Thursday, December 22, 2016

Foods to Fuel for Any Situation

As health professionals, we are often asked, “What is the number one food I should eat for my health?” If only it were that easy! Our answer varies depending on a number of factors, including lifestyle, individual preferences and setting. Take a look at our food recommendations for common situations below.

Pump up pre-workout. A light snack with water is the best way to fuel your workout without weighing you down. Yogurt with a few whole grain crackers, or pretzels with hummus before your workout will curb your hunger and help power you through. If you snack less than an hour before exercise, choose a quick digesting carbohydrate, such as a piece of fruit for a boost of energy.

Hitting the road. Opt for a meal that travels well and will sustain your hunger.

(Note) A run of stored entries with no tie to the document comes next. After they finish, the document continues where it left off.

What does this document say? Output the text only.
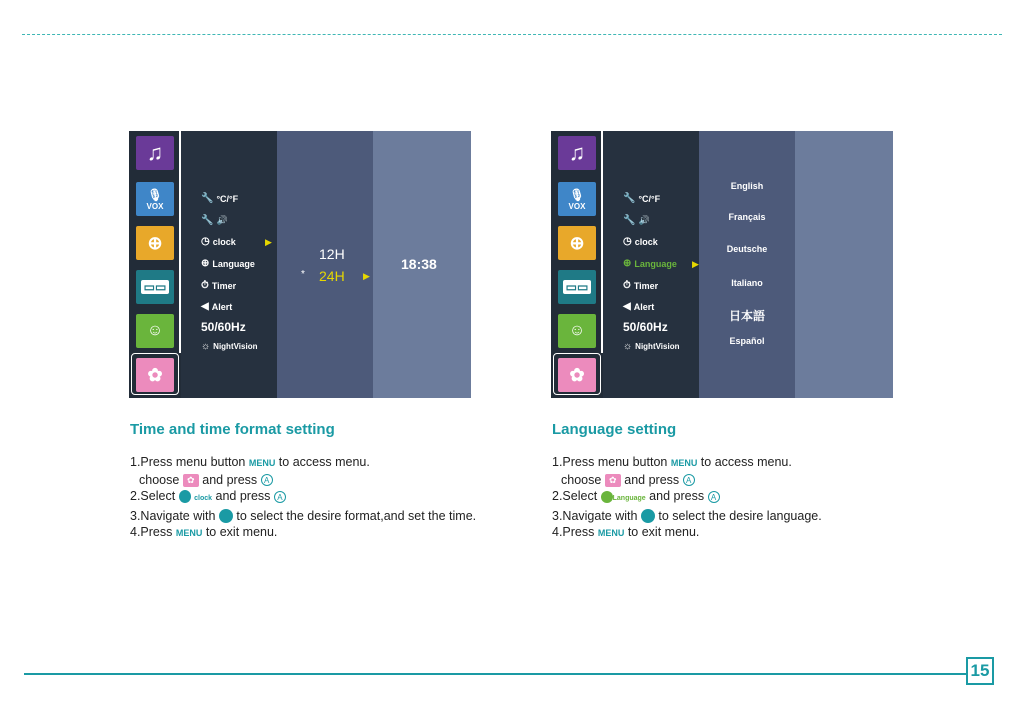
♫
🎙
VOX
⊕
▭▭
☺
✿
🔧 °C/°F
🔧 🔊
◷ clock	▶
⊕ Language
⏱ Timer
◀ Alert
50/60Hz
☼ NightVision
12H
* 24H ▶
18:38
♫
🎙
VOX
⊕
▭▭
☺
✿
🔧 °C/°F
🔧 🔊
◷ clock
⊕ Language ▶
⏱ Timer
◀ Alert
50/60Hz
☼ NightVision
English
Français
Deutsche
Italiano
日本語
Español
Time and time format setting
1.Press menu button MENU to access menu.
choose ✿ and press A
2.Select  clock and press A
3.Navigate with  to select the desire format,and set the time.
4.Press MENU to exit menu.
Language setting
1.Press menu button MENU to access menu.
choose ✿ and press A
2.Select Language and press A
3.Navigate with  to select the desire language.
4.Press MENU to exit menu.
15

Bringing food ensures you don’t need to spend money on processed items in a pinch. Pack a whole-wheat peanut butter and jelly sandwich with a banana, a hummus and veggie wrap, or dried fruit with nuts or dried edamame to snack on -- and don’t forget your water bottle.

Battling the sniffles. When you sense a cold coming on, some of the best foods to include are warm liquids and garlic. Liquids help to line mucus to ease and diminish a dry cough and keep you hydrated. Garlic has disease-fighting agents to help boost your immune system. A soup with garlic or onions will do the trick.

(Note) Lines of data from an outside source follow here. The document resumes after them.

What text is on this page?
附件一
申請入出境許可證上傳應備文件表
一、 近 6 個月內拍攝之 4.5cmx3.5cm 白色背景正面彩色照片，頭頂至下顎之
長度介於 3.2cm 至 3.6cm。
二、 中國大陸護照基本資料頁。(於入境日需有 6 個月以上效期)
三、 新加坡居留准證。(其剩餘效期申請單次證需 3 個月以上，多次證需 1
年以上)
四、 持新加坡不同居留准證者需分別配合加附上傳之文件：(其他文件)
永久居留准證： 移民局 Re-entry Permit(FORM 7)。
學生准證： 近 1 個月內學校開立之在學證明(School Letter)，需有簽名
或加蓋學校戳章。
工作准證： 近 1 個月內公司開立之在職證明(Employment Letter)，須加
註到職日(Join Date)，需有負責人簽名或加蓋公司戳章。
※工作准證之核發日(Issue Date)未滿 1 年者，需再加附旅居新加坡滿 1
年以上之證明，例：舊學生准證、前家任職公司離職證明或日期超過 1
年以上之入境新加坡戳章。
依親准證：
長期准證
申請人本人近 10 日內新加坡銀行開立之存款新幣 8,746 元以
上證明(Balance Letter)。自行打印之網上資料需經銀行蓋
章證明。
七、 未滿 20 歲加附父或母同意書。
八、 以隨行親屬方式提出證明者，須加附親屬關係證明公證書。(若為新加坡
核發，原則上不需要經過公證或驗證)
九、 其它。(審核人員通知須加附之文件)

Dreaming of sleep. A grumbling stomach is sure to keep you up at night; so don’t ignore those hunger pangs before bed. A light snack will keep hunger at bay without disrupting your sleep. Combine carbohydrates and protein to create a snooze-worthy snack. Carbohydrates increase serotonin levels and protein contains tryptophan-two hormones that promote better sleep. Greek yogurt with sliced banana, crackers with cottage cheese, whole grain cereal with skim milk, and turkey on whole wheat bread are all great bedtime snacks.

Speaking out loud.
A high protein, low-fat meal is the way to sustain your stamina and keep nerves under control when speaking to a crowd. The power of protein from fish, chicken or beef paired with veggies or whole-grains will enhance concentration and keep you alert.

The Bottom Line: Certain foods can improve your body’s performance during various activities. Overall, stay healthy and ready for any situation by consuming a balanced diet with a variety of colors and food groups.